“Düşündüm de, çıplak ayağıyla toprağı çiğnememiş adamdan hayır gelmiyor
“Düşündüm de, çıplak ayağıyla toprağı çiğnememiş adamdan hayır gelmiyor, bir tarafı eksik kalıyor. Saksı çiçeği benzeri gürbüz oluyor belki, ama karçiçeğinin cana yakınlığı yok onda. İki gün suyunu geciktir, süzülür gider. Hep birilerinin eline bakar, desteksiz ayakta duramaz. Doğada yolunu yitirse, bir hafta yaşayamaz.” Böyle söylüyor Operatör Doktor Celal Kılıç.
Ayakkabıyla çorapla değil çıplak ayakla basmalı toprağa. Yalınayak çiğnemeli onu doğanın eti, insanınkine değmeli. Toprak da, öyle saksı toprağı ya da beton duvarlarla tutsak edilmiş topaklığından utandırılmış küçük bahçe toprağı değil: dağ, orman, tarla toprağı gibi özgür toprak olmalı ki, dokunana özgürlük bulaştırsın. Olgunlaşmış, dengeli, bilge insan için “Ayağı yere değmiş…”deyimi kullanılır. Sahil kumundan söz etmiyorum, zaten topraktan sayılsaydı adına “kum” denmezdi.
İnsan, verimliliğinin şaşırtıcılığını görmek için, elleriyle de mıncıklamalı toprağı. Yalnızca ayağı kayıp düştüğünde değil: sevgiyle, saygıyla avuçlamalı onu. Bir tohum ekip, on, yüz, bin, milyon almalı. Üretkenliği öğrenip “Benim sadık yarim…” diyebilecek bilgeliğe ermeli.

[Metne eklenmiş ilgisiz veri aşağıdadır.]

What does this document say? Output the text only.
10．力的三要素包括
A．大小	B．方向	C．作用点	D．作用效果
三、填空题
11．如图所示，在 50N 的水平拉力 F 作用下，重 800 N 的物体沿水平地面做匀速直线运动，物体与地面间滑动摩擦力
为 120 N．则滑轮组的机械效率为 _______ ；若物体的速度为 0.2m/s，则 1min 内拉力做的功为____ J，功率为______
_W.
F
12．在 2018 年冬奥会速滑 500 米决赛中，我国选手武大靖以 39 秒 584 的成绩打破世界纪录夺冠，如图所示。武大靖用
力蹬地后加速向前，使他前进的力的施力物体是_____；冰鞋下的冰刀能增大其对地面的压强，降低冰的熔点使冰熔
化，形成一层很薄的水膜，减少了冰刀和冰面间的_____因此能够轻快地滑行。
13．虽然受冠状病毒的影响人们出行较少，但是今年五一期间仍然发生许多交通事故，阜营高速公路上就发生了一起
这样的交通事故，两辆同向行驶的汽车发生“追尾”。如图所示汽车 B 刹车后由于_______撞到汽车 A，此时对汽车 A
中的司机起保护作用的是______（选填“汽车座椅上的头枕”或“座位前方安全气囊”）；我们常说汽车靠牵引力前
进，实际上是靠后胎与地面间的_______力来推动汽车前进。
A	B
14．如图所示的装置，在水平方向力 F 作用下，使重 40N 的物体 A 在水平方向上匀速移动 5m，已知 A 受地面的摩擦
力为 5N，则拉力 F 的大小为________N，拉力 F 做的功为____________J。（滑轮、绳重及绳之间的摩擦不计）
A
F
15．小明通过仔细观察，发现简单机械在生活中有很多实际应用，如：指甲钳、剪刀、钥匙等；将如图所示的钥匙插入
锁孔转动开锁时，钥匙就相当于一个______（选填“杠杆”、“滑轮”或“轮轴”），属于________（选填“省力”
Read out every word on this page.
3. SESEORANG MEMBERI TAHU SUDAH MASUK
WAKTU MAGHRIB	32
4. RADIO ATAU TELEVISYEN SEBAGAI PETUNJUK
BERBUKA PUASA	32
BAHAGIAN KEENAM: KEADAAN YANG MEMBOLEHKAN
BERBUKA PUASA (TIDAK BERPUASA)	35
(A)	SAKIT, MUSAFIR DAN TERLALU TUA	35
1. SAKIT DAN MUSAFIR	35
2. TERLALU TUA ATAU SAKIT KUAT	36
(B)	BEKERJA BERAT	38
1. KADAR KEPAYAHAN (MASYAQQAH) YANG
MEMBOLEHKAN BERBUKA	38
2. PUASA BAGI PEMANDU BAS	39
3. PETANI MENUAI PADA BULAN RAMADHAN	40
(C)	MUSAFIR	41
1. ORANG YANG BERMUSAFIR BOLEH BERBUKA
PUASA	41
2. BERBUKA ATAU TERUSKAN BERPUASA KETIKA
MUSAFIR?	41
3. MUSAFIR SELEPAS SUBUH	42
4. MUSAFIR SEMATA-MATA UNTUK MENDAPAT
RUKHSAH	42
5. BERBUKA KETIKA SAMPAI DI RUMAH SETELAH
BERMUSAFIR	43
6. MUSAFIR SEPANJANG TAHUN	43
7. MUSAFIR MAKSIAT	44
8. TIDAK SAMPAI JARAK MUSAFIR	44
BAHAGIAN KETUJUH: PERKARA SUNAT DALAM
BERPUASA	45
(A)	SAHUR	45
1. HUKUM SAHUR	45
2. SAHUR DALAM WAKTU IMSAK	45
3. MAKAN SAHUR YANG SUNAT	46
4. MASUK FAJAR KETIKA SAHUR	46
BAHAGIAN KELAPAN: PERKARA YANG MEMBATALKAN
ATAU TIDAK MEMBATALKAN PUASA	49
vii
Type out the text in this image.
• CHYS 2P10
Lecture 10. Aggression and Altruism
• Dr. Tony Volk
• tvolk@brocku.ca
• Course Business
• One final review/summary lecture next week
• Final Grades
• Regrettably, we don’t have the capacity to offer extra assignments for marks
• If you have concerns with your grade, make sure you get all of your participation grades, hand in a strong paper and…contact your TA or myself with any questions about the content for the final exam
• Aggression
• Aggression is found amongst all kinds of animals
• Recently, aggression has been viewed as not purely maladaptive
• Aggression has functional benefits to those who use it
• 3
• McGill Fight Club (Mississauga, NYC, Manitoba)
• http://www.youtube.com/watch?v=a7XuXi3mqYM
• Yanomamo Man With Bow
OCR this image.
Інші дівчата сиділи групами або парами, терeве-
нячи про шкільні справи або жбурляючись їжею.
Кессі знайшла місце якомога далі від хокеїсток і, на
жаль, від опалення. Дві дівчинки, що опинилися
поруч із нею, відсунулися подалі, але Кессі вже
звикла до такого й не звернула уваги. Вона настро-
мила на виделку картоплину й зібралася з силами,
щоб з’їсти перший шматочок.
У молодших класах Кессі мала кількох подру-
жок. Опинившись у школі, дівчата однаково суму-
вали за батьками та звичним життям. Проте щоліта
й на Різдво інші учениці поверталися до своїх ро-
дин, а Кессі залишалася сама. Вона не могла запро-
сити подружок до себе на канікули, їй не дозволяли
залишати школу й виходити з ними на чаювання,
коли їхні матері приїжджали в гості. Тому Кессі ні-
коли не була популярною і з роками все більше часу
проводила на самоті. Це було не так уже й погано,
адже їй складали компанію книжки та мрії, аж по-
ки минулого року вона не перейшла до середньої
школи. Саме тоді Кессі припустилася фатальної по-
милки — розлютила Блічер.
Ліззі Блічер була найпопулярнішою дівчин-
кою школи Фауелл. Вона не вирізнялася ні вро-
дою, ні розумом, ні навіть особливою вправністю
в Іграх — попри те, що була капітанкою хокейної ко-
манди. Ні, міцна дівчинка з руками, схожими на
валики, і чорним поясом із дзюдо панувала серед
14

Siz hiç görkemli bir ağacın dalına salıncak kurup, coşkuyla sallandınız mı? Altına, gölgesine uzanıp uyudunuz mu* Tırmanıp, dalından meyve yediniz mi? Kırılan dalıyla birlikte düştüğünüzde, sağlıklı olduğunuzu anlayıp, ağaç için üzüldünüz mü? Daha düşmeden, keyifle dalda gezerken gördüğünüz minik kuş yuvasındaki sevimli yumurtaları gözlerinizle sevdiniz mi? Hayır mı? Desene sen hiç yaşamamışsın.
Yani siz, ağacı pencere doğramasında, kapıda, masada, dolapta, tahtada, …vb, mi gördünüz? Budanan ağacın can havliyle, yeni sürüngenler çıkararak yaşamaya çabaladığını da mı görmediniz? Aşılandığında oluşan şaşırtıcı değişimi de mi? Ağacın çiçek açtığını, üzerine kuşların, kelebeklerin, arıların konduğunu, meyveyle donandığını yalnızca filmlerde, fotoğraflarda mı gördünüz? Demek ki, doğanın eğitiminden geçmediniz…
O zaman siz, orman yakar, hayvan keser, kuş boğar, fidan kırar, çiçek ezer, insan öldürürsünüz belki de. Bir santim kalınlığındaki toprak parçasının bin yılda oluşabildiğini, yılda beş yüz milyon tonunun erozyonla kayıp gittiğini bildiğiniz vatan toprağına kayıtsız kalıp, “Çakıl taşımda, çakıl taşım…” diye tutturursunuz. Toprağı koruyan orman alanlarını villa arsası olarak kapatırsınız. Sizin gözünüzde yok olup giden toprağın değeri kalmaz.
Sürdürülebilir kalkınmanın yolu ülke topraklarını bilinçli işlemek, yok olmasına karşı “Hayrettin KARACA” gibi canımız ve kanımız gibi korumalı. Sürdürülebilir kalkınmanın yolu; ağaçları keserek madenlere yol vermek olmamalıdır. Gelecek kuşaklara yaşanılabilir bir ülke bırakmak istiyorsak, doğadaki tüm canlıların yaşaması için seferber olmalıyız. Dereleri kurutarak, ağaçları keserek, kentleri betonlaştırarak bir ülke kalkınamaz. Tarım alanlarını yapılaşmaya açarak, oksijen deposu olan orman alanlarını birkaç müteahhitte peşkeş çekerek yaşanılabilir bir ülke bırakamayız.
Toprak gönüllü olsanız, dersem kızmazsınız herhalde. İnsanca kalın.